Arbitration/Employment/Unconscionability/FAA: Employee’s Waiver Of Dispute Resolution Berman Hearing In Favor Of Arbitration, While Not Per Se Improper, Could Still Be Unconscionable

SCOTUS Ruling In Concepcion Causes California Supreme Court To Change Its Position On Waiver of Berman Hearing  

     So what is a Berman hearing?  It is a dispute resolution forum established by the Legislature to assist employees in recovering wages owed.  Labor Code section 98.  The procedure is named after legislator Howard Berman, who instituted it.

     In Sonic-Calabasas A, Inc. v. Moreno, 51 Cal.4th 659 (2011) (Sonic I), the California Supreme Court “held as a categorical rule that it is contrary to public policy and unconscionable for an employer to require an employee, as a condition of employment, to waive the right to a Berman hearing . . . “ Sonic-Calabasas A, Inc.,, v. Moreno, Case No. S174475 (Cal. Sup. Ct. Oct. 17, 2013) (Sonic II).

     In light of AT&T Mobility LLC v. Concepcion, 563 U.S. __ , 131 S.Ct. 1740 (2011), the California Supreme Court now holds in Sonic II that the Federal Arbitration Act preempts a state law rule “categorically prohibiting waiver of a Berman hearing in a predispute arbitration agreement imposed on an employee as a condition of employment.”  However, the agreement requiring that a Berman hearing to be bypassed in favor of arbitration “may be unconscionable if it is otherwise unreasonably one-sided in favor of the employer,” writes Justice Lui for the Majority.

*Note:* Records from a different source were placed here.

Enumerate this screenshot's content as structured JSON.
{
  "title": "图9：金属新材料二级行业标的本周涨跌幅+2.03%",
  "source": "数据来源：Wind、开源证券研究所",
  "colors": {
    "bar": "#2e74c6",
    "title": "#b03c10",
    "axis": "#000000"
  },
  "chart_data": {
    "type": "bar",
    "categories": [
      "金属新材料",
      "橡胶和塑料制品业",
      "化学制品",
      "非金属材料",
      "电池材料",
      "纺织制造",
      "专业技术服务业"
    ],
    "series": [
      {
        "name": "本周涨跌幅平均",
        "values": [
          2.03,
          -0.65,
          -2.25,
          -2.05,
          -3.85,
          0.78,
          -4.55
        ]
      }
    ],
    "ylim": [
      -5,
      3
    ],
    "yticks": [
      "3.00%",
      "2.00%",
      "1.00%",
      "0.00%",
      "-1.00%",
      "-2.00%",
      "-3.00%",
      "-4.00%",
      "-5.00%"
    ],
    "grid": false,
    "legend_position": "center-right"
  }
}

     In other words, unconscionability depends on the totality of the circumstances.  And so, ‘[b]ecause evidence relevant to the unconscionability claim was not developed below,” the Court remands to the trial court in Sonic II to determine whether the arbitration agreement is unconscionable “under the principles set forth in this [very long!] opinion.”

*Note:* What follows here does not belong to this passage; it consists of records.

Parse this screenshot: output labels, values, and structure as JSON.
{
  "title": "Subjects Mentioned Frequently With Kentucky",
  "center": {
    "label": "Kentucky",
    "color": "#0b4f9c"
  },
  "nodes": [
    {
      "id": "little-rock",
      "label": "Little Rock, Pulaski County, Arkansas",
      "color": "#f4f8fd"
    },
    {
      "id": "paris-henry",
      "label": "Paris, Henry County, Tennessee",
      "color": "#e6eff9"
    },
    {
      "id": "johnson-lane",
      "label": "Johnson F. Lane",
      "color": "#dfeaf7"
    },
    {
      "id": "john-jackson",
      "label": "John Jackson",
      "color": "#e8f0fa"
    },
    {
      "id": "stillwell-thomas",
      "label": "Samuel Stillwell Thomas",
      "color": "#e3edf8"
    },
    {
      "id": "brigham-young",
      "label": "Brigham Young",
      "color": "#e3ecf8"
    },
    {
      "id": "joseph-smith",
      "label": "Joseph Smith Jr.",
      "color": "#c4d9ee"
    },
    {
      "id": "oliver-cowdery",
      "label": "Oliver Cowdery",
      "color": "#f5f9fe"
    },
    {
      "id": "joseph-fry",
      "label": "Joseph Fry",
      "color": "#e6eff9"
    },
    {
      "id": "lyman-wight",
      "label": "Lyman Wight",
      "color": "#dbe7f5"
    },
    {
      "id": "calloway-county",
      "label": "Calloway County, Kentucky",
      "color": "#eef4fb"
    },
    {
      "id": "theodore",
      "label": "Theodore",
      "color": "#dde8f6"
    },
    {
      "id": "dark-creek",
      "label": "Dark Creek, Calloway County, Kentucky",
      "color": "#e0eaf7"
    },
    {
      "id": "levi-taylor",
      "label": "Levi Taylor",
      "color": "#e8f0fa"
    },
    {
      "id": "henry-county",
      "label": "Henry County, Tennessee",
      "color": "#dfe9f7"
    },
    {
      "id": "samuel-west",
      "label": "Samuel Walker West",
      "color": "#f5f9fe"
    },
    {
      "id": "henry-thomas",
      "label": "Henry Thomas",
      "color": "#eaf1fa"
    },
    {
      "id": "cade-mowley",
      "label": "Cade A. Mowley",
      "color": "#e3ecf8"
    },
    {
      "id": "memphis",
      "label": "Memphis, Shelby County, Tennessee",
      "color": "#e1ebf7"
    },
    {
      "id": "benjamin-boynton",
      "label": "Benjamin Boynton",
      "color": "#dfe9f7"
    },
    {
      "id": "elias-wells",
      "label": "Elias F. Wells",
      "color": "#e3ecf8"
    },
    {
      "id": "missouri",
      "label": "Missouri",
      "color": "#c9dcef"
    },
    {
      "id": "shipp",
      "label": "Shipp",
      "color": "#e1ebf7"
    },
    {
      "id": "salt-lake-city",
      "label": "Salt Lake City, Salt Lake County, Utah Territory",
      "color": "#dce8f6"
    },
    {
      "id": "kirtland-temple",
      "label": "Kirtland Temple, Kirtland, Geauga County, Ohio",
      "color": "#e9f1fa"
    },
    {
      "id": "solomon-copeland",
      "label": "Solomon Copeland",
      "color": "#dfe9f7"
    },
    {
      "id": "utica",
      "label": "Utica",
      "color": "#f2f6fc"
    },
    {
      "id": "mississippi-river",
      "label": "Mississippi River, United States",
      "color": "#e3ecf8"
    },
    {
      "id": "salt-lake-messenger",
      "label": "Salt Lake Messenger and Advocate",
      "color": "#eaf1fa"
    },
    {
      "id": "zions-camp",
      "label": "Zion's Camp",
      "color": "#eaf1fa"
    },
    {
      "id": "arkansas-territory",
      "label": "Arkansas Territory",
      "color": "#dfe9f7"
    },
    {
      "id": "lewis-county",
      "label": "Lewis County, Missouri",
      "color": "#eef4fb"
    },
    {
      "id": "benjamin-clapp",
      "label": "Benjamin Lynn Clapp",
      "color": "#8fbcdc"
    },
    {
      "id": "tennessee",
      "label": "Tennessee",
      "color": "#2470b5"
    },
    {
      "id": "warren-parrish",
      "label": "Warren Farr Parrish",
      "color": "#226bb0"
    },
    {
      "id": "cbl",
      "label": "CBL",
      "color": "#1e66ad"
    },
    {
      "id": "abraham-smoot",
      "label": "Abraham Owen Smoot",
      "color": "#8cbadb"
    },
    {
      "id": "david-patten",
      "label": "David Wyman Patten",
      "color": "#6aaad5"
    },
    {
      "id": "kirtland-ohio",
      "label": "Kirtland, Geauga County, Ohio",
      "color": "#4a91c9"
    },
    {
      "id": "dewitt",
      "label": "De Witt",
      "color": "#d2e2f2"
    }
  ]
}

     Justice Corrigan, while concurring, disagrees with the Majority’s “failure to articulate a clear standard for assessing the unconscionability of arbitration terms in employment agreements.”  And Justices Chin and Baxter, concurring and dissenting, agree with the preemption conclusion, but disagree with the decision to remand to the trial court to address unconscionability.  They believe the issue was forfeited, and that the plaintiff would never have been able to meet the burden of establishing unconscionability.